Taking into consideration the construction time required for a nuclear power station, it takes 10 to 15 years to realise production of power from such plants.
As for solar energy, it is ineffectual in meeting sudden, heavy power demand, while wind energy requires weather conditions that don't prevail in the region.
Dr Waheeb Al Naser, professor of applied physics, University of Bahrain, called upon the Gulf countries to try to benefit from solar and wind energy based projects in power generation and seawater desalination.
Al Naser said he is against nuclear energy because it is not a suitable option for the Gulf countries for its environmental implications.
Chernobyl meltdown
“The world is still suffering from the environmental effects of the Chernobyl meltdown even after more than 20 years, whereas the environmental effects of burning Kuwaiti oil wells in 1991 have vanished,'' he said.
As for solar energy, the Gulf countries are known for their many hours of sunshine — reaching about 3,200 hours per annum.

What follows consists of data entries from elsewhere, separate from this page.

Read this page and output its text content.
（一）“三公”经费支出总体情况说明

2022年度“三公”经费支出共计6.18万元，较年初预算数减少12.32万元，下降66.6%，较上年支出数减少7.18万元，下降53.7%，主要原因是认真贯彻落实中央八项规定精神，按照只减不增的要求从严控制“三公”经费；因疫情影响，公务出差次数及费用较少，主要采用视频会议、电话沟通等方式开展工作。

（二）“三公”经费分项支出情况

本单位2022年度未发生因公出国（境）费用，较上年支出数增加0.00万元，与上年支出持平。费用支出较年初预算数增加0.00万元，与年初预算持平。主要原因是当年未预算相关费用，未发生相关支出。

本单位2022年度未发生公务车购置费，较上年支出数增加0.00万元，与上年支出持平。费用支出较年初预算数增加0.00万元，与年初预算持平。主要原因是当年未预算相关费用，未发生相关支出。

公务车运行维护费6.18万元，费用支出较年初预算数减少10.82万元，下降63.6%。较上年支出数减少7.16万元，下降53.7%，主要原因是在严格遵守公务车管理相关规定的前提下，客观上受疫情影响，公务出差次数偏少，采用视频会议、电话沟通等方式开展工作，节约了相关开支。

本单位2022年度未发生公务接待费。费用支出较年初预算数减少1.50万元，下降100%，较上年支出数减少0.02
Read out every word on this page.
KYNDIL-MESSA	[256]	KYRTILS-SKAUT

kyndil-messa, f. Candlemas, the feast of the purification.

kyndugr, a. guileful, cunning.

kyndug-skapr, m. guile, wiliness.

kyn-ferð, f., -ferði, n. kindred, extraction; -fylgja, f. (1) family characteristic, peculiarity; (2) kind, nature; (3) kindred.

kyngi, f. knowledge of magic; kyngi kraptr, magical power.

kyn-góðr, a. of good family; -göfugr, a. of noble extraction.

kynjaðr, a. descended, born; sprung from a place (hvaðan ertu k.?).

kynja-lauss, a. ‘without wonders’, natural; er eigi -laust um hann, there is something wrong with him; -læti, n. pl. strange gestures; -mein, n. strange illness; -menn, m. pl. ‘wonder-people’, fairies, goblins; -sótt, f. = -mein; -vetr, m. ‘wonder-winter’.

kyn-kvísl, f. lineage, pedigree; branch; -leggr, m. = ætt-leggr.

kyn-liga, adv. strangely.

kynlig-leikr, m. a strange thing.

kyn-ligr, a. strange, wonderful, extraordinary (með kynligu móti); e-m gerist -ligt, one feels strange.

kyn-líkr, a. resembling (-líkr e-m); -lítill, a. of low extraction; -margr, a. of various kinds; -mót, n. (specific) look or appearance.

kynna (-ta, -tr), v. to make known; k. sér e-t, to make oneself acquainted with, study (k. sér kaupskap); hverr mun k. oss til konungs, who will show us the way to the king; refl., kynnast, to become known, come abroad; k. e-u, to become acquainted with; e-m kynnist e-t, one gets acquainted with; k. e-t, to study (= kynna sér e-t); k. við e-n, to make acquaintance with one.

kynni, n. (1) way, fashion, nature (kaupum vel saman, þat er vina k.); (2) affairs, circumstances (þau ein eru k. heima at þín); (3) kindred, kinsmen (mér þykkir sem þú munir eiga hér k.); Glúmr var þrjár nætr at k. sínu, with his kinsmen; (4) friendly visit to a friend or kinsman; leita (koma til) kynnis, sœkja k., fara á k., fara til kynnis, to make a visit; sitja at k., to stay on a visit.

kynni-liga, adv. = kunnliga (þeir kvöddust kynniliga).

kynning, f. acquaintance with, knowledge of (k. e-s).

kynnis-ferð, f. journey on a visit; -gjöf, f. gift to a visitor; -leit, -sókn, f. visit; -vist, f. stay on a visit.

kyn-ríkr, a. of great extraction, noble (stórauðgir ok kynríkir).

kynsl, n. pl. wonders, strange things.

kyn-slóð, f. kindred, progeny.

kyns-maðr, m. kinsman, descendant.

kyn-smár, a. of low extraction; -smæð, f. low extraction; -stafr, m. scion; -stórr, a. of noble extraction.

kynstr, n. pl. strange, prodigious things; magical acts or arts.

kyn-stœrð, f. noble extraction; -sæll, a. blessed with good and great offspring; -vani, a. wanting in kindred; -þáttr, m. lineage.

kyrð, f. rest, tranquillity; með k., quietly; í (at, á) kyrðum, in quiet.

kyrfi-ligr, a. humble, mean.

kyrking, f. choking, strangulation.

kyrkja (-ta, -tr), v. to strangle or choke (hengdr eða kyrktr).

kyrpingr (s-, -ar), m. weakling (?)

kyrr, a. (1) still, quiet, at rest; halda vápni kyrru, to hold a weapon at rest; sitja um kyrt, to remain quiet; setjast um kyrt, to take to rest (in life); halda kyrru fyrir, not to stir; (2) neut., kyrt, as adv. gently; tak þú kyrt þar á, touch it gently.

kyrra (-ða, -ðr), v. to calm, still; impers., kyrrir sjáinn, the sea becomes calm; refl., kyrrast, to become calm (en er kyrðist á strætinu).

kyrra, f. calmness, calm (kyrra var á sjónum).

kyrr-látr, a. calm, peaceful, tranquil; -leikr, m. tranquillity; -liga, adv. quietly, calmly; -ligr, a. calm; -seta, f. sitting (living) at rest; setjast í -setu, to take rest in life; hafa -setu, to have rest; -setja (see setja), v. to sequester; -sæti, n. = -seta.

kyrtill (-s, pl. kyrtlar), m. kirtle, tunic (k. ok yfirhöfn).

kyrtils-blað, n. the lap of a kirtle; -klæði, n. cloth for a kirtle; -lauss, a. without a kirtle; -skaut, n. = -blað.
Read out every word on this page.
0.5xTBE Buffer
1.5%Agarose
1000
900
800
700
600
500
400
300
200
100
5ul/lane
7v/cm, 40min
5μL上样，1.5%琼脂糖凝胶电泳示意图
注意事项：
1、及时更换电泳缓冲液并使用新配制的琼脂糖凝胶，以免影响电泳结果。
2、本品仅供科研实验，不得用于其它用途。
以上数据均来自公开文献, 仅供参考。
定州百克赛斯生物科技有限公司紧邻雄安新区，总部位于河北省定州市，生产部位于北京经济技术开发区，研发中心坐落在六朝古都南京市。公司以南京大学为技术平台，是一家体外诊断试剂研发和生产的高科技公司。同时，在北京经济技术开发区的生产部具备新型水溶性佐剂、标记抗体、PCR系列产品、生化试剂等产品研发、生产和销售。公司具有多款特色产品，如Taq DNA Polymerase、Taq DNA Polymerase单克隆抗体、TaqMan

Had the region invested in efficiently harnessing solar energy, it would have had a resource that could rival oil," Dr Al Naser said.
“In order for solar energy to be feasible, vertical solar radiation must be 5 per cent per hour. In the Gulf it reaches 7 per cent per hour. This means that the Gulf countries enjoy an unused energy source.''
If 1 per cent of the area of Saudi Arabia were allocated for solar energy generation, the power produced would meet the needs of all GCC countries (according to an estimate in 2005).
Dr Al Naser said the Gulf region must consider rationalising its power consumption. “Most buildings in the Gulf countries are not environment-friendly, energy efficient or sustainable.
"The construction industry in the region consumes 50 to 60 per cent of the energy produced. Dubai will start enforcing the concept of green buildings from 2008. This should encourage other GCC countries to follow,'' he said.